Inside DETI@ACE TBI: What R&D Actually Looks Like at Phase 0

No glossy labs. No manufactured optimism. This is an honest account of what it actually looks like to run fermentation R&D inside a university incubator — from Run 01 failures to the protocol we have now.

Every startup that touches “biotech” eventually has to answer the same uncomfortable question: where, exactly, is the science happening? For some, the answer involves rented clean-room space in a pharmaceutical hub. For us, at this stage, the answer is DETI@ACE TBI at Adhiyamaan College of Engineering, Hosur.

I want to be honest about what that means in practice, because the biotech founder narrative tends to sanitise early-stage R&D into something that sounds more polished than it is.

What Phase 0 Actually Looks Like

Phase 0, in our context, means: we do not yet have a validated, reproducible fermentation protocol. We have a hypothesis — that LAB fermentation of Ragi and Karuppu Kavuni (Black Rice) substrates can meaningfully reduce phytate concentration and enhance mineral bioavailability — and we are running systematic experiments to test whether that hypothesis holds under controlled conditions.

Run 01 did not work. The inoculation density was off, and the fermentation stalled after six hours. Run 02 taught us something about substrate moisture that we had not accounted for. Run 03 was the first time we got a measurable CO2 evolution curve, which suggested active fermentation but we still had no bioassay data to confirm phytate reduction. Each run costs money, time, and a non-trivial amount of Ragi flour.

Current Status — Apr 2026

We are on Run 05. The protocol has stabilized sufficiently that we are now able to run phytate colorimetric assays post-fermentation. Preliminary readings suggest measurable reduction vs. unfermented control. Formal validation is pending. We will publish those numbers when they are confirmed.

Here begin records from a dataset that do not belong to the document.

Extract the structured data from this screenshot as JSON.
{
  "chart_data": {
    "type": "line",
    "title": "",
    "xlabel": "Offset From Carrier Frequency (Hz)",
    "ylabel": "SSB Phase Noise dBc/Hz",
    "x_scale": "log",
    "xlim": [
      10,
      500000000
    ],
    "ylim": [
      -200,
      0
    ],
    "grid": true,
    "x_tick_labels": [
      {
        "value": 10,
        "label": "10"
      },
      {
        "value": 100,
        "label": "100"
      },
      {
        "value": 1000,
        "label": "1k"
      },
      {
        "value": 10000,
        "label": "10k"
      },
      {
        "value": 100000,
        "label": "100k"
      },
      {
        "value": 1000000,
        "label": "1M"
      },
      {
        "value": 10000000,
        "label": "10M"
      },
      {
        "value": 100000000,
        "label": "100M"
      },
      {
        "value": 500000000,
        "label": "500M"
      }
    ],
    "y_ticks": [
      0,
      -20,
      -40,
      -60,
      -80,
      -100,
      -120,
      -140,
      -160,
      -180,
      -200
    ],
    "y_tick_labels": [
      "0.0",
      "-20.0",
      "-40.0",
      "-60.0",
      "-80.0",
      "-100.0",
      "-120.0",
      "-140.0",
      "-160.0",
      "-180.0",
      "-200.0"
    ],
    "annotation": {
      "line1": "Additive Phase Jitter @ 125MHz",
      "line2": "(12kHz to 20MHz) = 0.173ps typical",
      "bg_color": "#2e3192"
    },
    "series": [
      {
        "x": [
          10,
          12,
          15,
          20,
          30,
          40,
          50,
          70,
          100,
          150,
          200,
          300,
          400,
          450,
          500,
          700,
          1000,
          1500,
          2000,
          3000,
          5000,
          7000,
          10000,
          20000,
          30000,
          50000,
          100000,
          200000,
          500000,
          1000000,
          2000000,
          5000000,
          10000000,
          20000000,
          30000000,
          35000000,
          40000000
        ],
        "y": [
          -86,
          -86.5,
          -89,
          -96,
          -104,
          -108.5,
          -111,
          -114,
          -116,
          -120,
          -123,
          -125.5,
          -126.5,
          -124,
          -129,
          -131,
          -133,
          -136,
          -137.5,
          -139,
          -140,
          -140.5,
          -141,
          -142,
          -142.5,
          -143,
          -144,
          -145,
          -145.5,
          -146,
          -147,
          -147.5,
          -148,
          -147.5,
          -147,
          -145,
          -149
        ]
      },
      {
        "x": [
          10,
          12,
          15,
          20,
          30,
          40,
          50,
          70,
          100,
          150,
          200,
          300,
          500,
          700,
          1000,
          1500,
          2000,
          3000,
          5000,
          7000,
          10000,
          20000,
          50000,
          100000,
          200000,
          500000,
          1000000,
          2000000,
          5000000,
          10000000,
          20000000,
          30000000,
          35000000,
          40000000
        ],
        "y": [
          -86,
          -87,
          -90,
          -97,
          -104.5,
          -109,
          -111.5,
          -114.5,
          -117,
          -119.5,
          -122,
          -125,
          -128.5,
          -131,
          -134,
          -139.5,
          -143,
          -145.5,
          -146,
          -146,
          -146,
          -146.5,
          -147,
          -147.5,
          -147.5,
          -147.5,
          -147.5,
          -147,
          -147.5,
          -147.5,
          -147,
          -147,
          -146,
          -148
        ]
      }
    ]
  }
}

Why We Pitched a TBI Instead of a Contract Manufacturer

The first instinct when building a food product is to go straight to a contract manufacturer: they have equipment, they have process engineers, they have regulatory compliance. But every contract manufacturer we spoke to in the early phase had the same advice — simplify the formula, use extrusion instead of fermentation, use maltodextrin as a carrier. The economics of their business do not accommodate low-volume, slow-process, innovation-led formulation work.

DETI@ACE TBI understood the brief immediately when we pitched the idea. We were not pitching a consumer product — we were pitching a primary R&D programme aimed at understanding whether fermentation could be systematically used to improve the bioavailability of micronutrients in traditional Indian grains. The TBI gave us lab access, mentorship access, and institutional credibility in exchange for being part of India’s growing deep-tech incubation ecosystem.

“If you want to build a cheap product, there are a thousand factories ready to help you. If you want to build something real, you have to own the research environment first.”

The Honest Realities of Incubation

Incubation is not glamorous. The lab hours are shared. Equipment booking sometimes conflicts with other researchers’ needs. There are days where the fermentation run produces nothing useful and you have to start over. The data is messy and inconclusive in ways that no pitch deck ever acknowledges.

But these constraints are, counterintuitively, what make the output credible. Every run we document, every failed protocol, every colorimetric reading — it builds an evidence trail. When we eventually have a validated formula, it will not be the result of a marketing team deciding what nutrients to list on a label. It will be the result of a systematic research process that documented every failure on the way to a result that works.

What Comes Next

Once Run 05 is complete and phytate reduction is formally validated, the next phase is organoleptic testing — understanding what the fermented substrate tastes, smells, and feels like, and whether it can be formulated into a consumable product without destroying the bioavailability gains we are creating in the fermentation step. That problem is harder than it sounds, and we will write about it in detail when we get there.

We are building this in public because we believe the Indian functional food market deserves to see what honest, evidence-led product development actually requires. If that transparency costs us some early credibility, that is a cost we are willing to pay.